Ее охватило внезапно беспокойство — как она выглядит в его глазах?
— Мне, право, кажется, что эта ошибка с адресом, она была в некотором роде…
— Счастливым случаем?
— Да, ну да.
М-р Карри отвесил легкий поклон.
— Когда бы вы хотели переехать, м-р Карри? Тут еще кое-что…
— Скажем, завтра вечером?
— Завтра пятница.
— Может, это неудобно?
— Нет… нет… разумеется… мы можем, стало быть, начать нашу неделю с пятницы.
— С нетерпением жду того момента, когда вы станете моей квартирной хозяйкой, мисс Фэншоу.
Квартирной хозяйкой. Ей хотелось сказать: — Надеюсь, мы станем друзьями, м-р Карри, — но это прозвучало бы самонадеянно.
Когда он ушел, она вскипятила себе чайник и, несколько ошарашенная, тихонько расположилась за кухонным столом. Это новая эра в моей жизни, думала она. Но она все еще была несколько встревожена. Она поступила вопреки своей природе, вопреки тому, что в обычных условиях называла здравым смыслом. Мать непременно предостерегла бы ее — она не должна пускать в дом чужих — точно так же, как, когда она была еще маленькой, предупреждала ее о том, как опасно разговаривать с ними на улице:
— Никогда нельзя быть уверенной, Эсме. Попадаются очень странные люди.
Мать обожала читать в своих газетах сообщения о преступлениях и книги о знаменитых процессах. Особенно сильное впечатление произвела на нее жизнь женоубийцы доктора Криппена.

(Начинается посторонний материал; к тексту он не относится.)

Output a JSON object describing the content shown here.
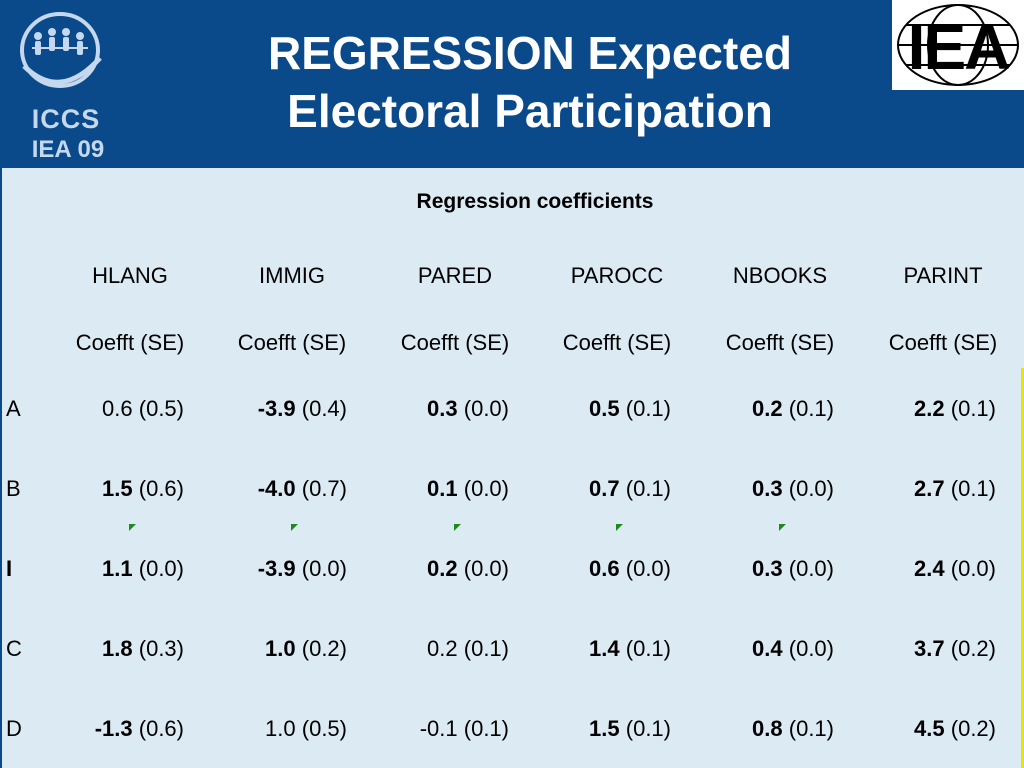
{
  "title": {
    "line1": "REGRESSION Expected",
    "line2": "Electoral Participation"
  },
  "logo_left": {
    "text1": "ICCS",
    "text2": "IEA 09"
  },
  "logo_right": {
    "text": "IEA"
  },
  "caption": "Regression coefficients",
  "columns": [
    "HLANG",
    "IMMIG",
    "PARED",
    "PAROCC",
    "NBOOKS",
    "PARINT"
  ],
  "subheader": "Coefft (SE)",
  "rows": [
    {
      "label": "A",
      "label_bold": false,
      "cells": [
        {
          "coef": "0.6",
          "se": "(0.5)",
          "bold": false
        },
        {
          "coef": "-3.9",
          "se": "(0.4)",
          "bold": true
        },
        {
          "coef": "0.3",
          "se": "(0.0)",
          "bold": true
        },
        {
          "coef": "0.5",
          "se": "(0.1)",
          "bold": true
        },
        {
          "coef": "0.2",
          "se": "(0.1)",
          "bold": true
        },
        {
          "coef": "2.2",
          "se": "(0.1)",
          "bold": true
        }
      ]
    },
    {
      "label": "B",
      "label_bold": false,
      "cells": [
        {
          "coef": "1.5",
          "se": "(0.6)",
          "bold": true
        },
        {
          "coef": "-4.0",
          "se": "(0.7)",
          "bold": true
        },
        {
          "coef": "0.1",
          "se": "(0.0)",
          "bold": true
        },
        {
          "coef": "0.7",
          "se": "(0.1)",
          "bold": true
        },
        {
          "coef": "0.3",
          "se": "(0.0)",
          "bold": true
        },
        {
          "coef": "2.7",
          "se": "(0.1)",
          "bold": true
        }
      ]
    },
    {
      "label": "I",
      "label_bold": true,
      "cells": [
        {
          "coef": "1.1",
          "se": "(0.0)",
          "bold": true
        },
        {
          "coef": "-3.9",
          "se": "(0.0)",
          "bold": true
        },
        {
          "coef": "0.2",
          "se": "(0.0)",
          "bold": true
        },
        {
          "coef": "0.6",
          "se": "(0.0)",
          "bold": true
        },
        {
          "coef": "0.3",
          "se": "(0.0)",
          "bold": true
        },
        {
          "coef": "2.4",
          "se": "(0.0)",
          "bold": true
        }
      ]
    },
    {
      "label": "C",
      "label_bold": false,
      "cells": [
        {
          "coef": "1.8",
          "se": "(0.3)",
          "bold": true
        },
        {
          "coef": "1.0",
          "se": "(0.2)",
          "bold": true
        },
        {
          "coef": "0.2",
          "se": "(0.1)",
          "bold": false
        },
        {
          "coef": "1.4",
          "se": "(0.1)",
          "bold": true
        },
        {
          "coef": "0.4",
          "se": "(0.0)",
          "bold": true
        },
        {
          "coef": "3.7",
          "se": "(0.2)",
          "bold": true
        }
      ]
    },
    {
      "label": "D",
      "label_bold": false,
      "cells": [
        {
          "coef": "-1.3",
          "se": "(0.6)",
          "bold": true
        },
        {
          "coef": "1.0",
          "se": "(0.5)",
          "bold": false
        },
        {
          "coef": "-0.1",
          "se": "(0.1)",
          "bold": false
        },
        {
          "coef": "1.5",
          "se": "(0.1)",
          "bold": true
        },
        {
          "coef": "0.8",
          "se": "(0.1)",
          "bold": true
        },
        {
          "coef": "4.5",
          "se": "(0.2)",
          "bold": true
        }
      ]
    }
  ],
  "marker_color": "#1c8a1c",
  "header_color": "#0b4a8a",
  "panel_color": "#dbeaf3"
}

Эсме покачала головой. Теперь все ее планы продать дом, поселиться в Лондоне и поехать за границу неизбежно рухнули, и на какой-то миг она расстроилась, словно дальше опять пойдет старая жизнь, и еще она подумала, что скажут на это ее друзья и соседи, и не видел ли кто-то из них, как мистер Карри стоял у нее на пороге с бумажкой в руке, и узнают ли они жильца мисс Фэншоу, когда он станет ходить по домам, продавая свои моющие средства, и как они к этому отнесутся. Ее мать, несомненно отнеслась бы неодобрительно, и не только потому, что это «чужой человек прямо с улицы».